Queira ou não o prefeito paulistano, Gilberto Kassab, seu movimento de criação de um novo partido acabou sendo entendido pelos políticos como a concretização de um sonho, a tal “janela” para permitir a mudança de legenda sem que o trânsfuga seja atingido pelas sanções da lei de fidelidade partidária.
No que parecia uma maneira de resolver uma questão paulista — a disputa de espaço para uma candidatura ao governo de São Paulo em 2014 —, o futuro Partido da Democracia Brasileira (PDB) acabou se transformando em um desaguadouro de insatisfações em diversos partidos pelo país: PV, PP, PTB, PR e assim por diante.
Muitos políticos que estão desconfortáveis em seus partidos viram nesse projeto a possibilidade de se organizar. O grande problema é de ordem prática: a indefinição sobre o tempo de propaganda gratuita em rádio e televisão na próxima eleição municipal está contendo o ímpeto inicial de adesões.
A eventual fusão a médio prazo com o Partido Socialista Brasileiro (PSB), que cresceu em 2010, tornou-se uma espécie de sonho de consumo dos que se preparavam para embarcar no projeto de Kassab.
O partido cresceu na sua representação legislativa tanto na Câmara, onde passou de 27 deputados federais para 34, quanto no Senado, onde elegeu três novos senadores.
Mas foi nos governos estaduais que o PSB aumentou mais seu cacife. Depois do PSDB, foi o partido que mais elegeu governadores, seis ao todo, sendo quatro no Nordeste: Ceará, Pernambuco (reeleitos), Paraíba e Piauí, além de Amapá e Espírito Santo, representando quase 15% do eleitorado.

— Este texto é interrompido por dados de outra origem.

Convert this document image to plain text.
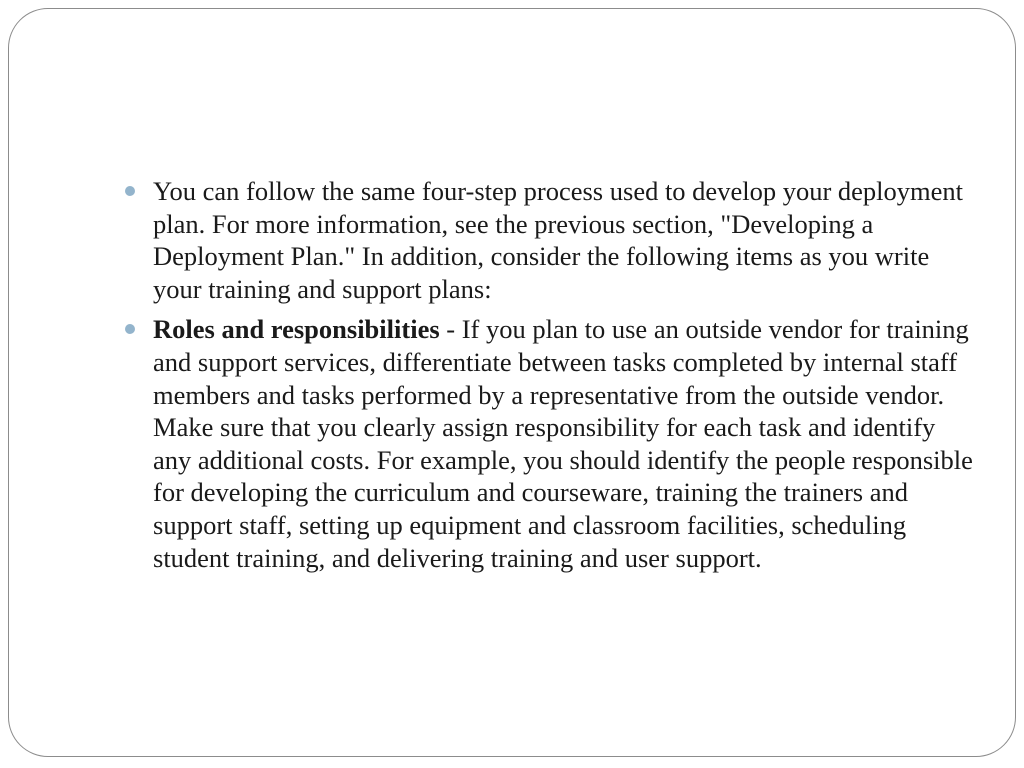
You can follow the same four-step process used to develop your deployment plan. For more information, see the previous section, "Developing a Deployment Plan." In addition, consider the following items as you write your training and support plans:
Roles and responsibilities - If you plan to use an outside vendor for training and support services, differentiate between tasks completed by internal staff members and tasks performed by a representative from the outside vendor. Make sure that you clearly assign responsibility for each task and identify any additional costs. For example, you should identify the people responsible for developing the curriculum and courseware, training the trainers and support staff, setting up equipment and classroom facilities, scheduling student training, and delivering training and user support.
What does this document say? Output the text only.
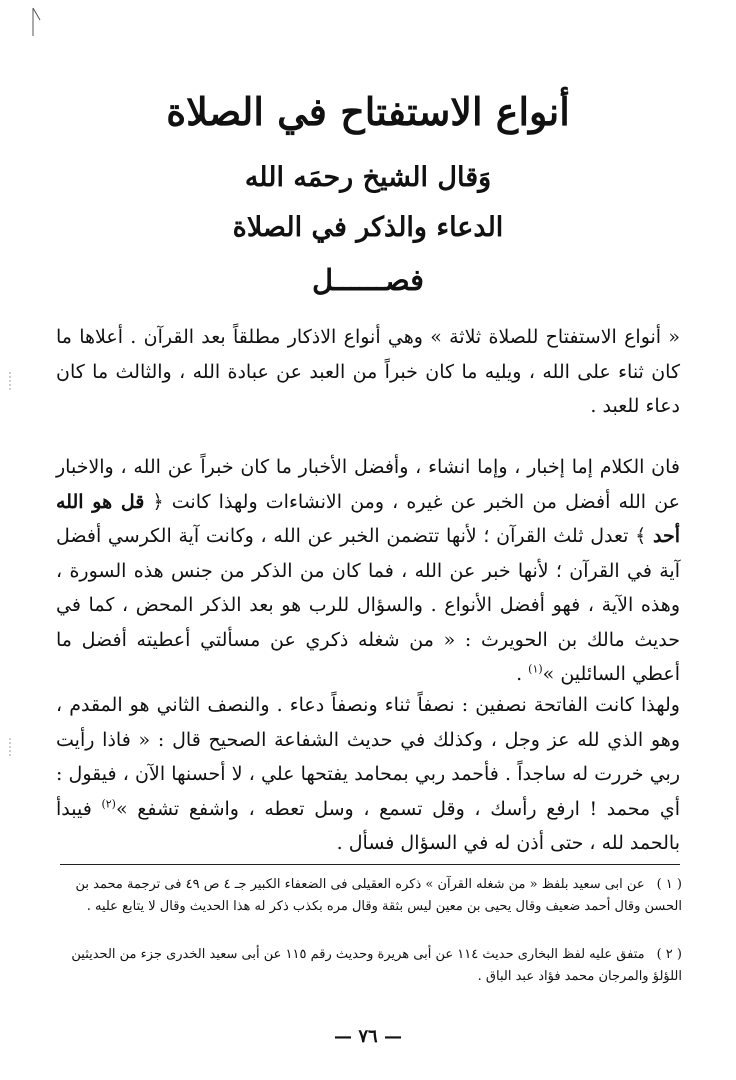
أنواع الاستفتاح في الصلاة
وَقال الشيخ رحمَه الله
الدعاء والذكر في الصلاة
فصــــــل

« أنواع الاستفتاح للصلاة ثلاثة » وهي أنواع الاذكار مطلقاً بعد القرآن . أعلاها ما كان ثناء على الله ، ويليه ما كان خبراً من العبد عن عبادة الله ، والثالث ما كان دعاء للعبد .

فان الكلام إما إخبار ، وإما انشاء ، وأفضل الأخبار ما كان خبراً عن الله ، والاخبار عن الله أفضل من الخبر عن غيره ، ومن الانشاءات ولهذا كانت ﴿ قل هو الله أحد ﴾ تعدل ثلث القرآن ؛ لأنها تتضمن الخبر عن الله ، وكانت آية الكرسي أفضل آية في القرآن ؛ لأنها خبر عن الله ، فما كان من الذكر من جنس هذه السورة ، وهذه الآية ، فهو أفضل الأنواع . والسؤال للرب هو بعد الذكر المحض ، كما في حديث مالك بن الحويرث : « من شغله ذكري عن مسألتي أعطيته أفضل ما أعطي السائلين »$^{(١)}$ .

ولهذا كانت الفاتحة نصفين : نصفاً ثناء ونصفاً دعاء . والنصف الثاني هو المقدم ، وهو الذي لله عز وجل ، وكذلك في حديث الشفاعة الصحيح قال : « فاذا رأيت ربي خررت له ساجداً . فأحمد ربي بمحامد يفتحها علي ، لا أحسنها الآن ، فيقول : أي محمد ! ارفع رأسك ، وقل تسمع ، وسل تعطه ، واشفع تشفع »$^{(٢)}$ فيبدأ بالحمد لله ، حتى أذن له في السؤال فسأل .

( ١ )عن ابى سعيد بلفظ « من شغله القرآن » ذكره العقيلى فى الضعفاء الكبير جـ ٤ ص ٤٩ فى ترجمة محمد بن الحسن وقال أحمد ضعيف وقال يحيى بن معين ليس بثقة وقال مره بكذب ذكر له هذا الحديث وقال لا يتابع عليه .

( ٢ )متفق عليه لفظ البخارى حديث ١١٤ عن أبى هريرة وحديث رقم ١١٥ عن أبى سعيد الخدرى جزء من الحديثين اللؤلؤ والمرجان محمد فؤاد عبد الباق .

— ٧٦ —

O PSB não é um partido que tenha a cultura de confrontação, e as arrumações partidárias nos estados podem ser feitas sem grandes traumas. Mas também não quer receber em suas fileiras qualquer um. O governador Eduardo Campos (PE) teve conversas francas com Kassab e com o governador catarinense, Raimundo Colombo, e colocou algumas barreiras de entrada.
O projeto específico de São Paulo pode ser a solução que o partido está procurando desde que tentou algumas opções como a ex-prefeita Luiza Erundina ou mesmo o projeto de Ciro Gomes ser candidato ao governo,que acabou fazendo água.
O fato de Kassab ser um político tradicional, sem ligações históricas com a linha política do PSB, não interferirá na possível união política, questão superada pelo fato de o prefeito ser um político de gestão modernizadora, com méritos na relação com o eleitorado, que reconheceu seu trabalho, e na limpeza da Câmara paulista.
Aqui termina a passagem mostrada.